Über vier Milliarden Dollar kostete Disney der Kauf von Lucasfilm, und in den letzten Tagen haben wir die bisher penetrantesten Versuche erlebt, die Investition für das Maus-Haus rentabel zu gestalten. Montagnacht erschien der erste Trailer für Solo: A Star Wars Story und damit der Marketing-Startschuss für den nächsten Star Wars-Film, obwohl Star Wars 8: Die letzten Jedi noch in den Kinos läuft. Einen Tag später legte Lucasfilm mit der Bekanntgabe einer neuen Filmreihe der beiden Game of Thrones-Showrunner David Benioff und D.B. Weiss nach und versprach im selben Atemzug "ein paar" neue Star Wars-Serien für den geplanten Streaming-Dienst von Disney. Penetrant und profitabel waren die jährlichen Star Wars-Filme seit Episode 7 natürlich ebenso. Doch die Art und Weise, wie die Problem-Produktion Han Solo ins Kino geprügelt wird, sowie die Ankündigungswut neuer Star Wars-Reihen ohne begleitende Konzepte erreichen eine neue Ebene. Zunächst mag die Strategie der gezielten Beinahe-Sättigung eines unersättlichen Publikums an die Marvel-Filme erinnern, die ebenfalls unter dem Disney-Banner entstehen. Nehme ich die porgförmige Brille ab, liegen - und das ist kein leichtfertiger Vergleich, glaubt mir - die Gepflogenheiten bei Warner und DC näher.

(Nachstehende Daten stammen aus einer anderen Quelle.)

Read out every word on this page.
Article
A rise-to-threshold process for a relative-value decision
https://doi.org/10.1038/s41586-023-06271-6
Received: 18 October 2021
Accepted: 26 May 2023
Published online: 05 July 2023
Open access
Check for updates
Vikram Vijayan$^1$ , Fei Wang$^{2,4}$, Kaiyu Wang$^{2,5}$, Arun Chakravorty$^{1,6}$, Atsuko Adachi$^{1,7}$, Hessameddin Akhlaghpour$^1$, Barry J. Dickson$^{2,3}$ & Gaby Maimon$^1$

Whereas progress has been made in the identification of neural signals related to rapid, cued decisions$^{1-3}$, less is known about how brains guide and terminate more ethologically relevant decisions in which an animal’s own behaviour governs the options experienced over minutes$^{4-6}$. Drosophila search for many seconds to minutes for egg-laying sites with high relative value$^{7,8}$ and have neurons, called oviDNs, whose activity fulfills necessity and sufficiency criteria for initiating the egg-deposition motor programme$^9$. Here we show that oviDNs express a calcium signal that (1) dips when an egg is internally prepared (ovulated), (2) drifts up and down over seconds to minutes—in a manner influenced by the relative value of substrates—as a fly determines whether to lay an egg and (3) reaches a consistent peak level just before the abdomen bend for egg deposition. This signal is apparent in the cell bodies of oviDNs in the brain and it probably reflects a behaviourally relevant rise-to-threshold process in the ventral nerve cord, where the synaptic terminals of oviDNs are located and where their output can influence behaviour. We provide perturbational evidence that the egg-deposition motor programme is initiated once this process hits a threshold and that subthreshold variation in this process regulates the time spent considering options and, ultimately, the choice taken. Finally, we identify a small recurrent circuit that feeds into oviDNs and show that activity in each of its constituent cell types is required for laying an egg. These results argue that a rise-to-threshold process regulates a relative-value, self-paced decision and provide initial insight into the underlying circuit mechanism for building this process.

Zunächst einmal sei klargestellt, dass sich Beschwerden über zu viele Star Wars-Filme aus den Fingerspitzen einer Filmredakteurin fadenscheinig anhören dürften. Star Wars ist Traffic-Brot-und-Butter (bzw. Mettbrötchen), wie es nur selten auftaucht. Ausgehend von den Zahlen - und da liegt moviepilot, abgesehen von ein paar Milliarden Dollar Umsatz, Lucasfilm gar nicht so fern - kann es nicht genug Star Wars geben. Kinobetreibern, die sich Disneys rigiden Vorgaben beugen, dürfte es ähnlich gehen. Star Wars ist gut fürs Geschäft - nicht nur von Disney. Aber ist das Geschäft auch gut für Star Wars?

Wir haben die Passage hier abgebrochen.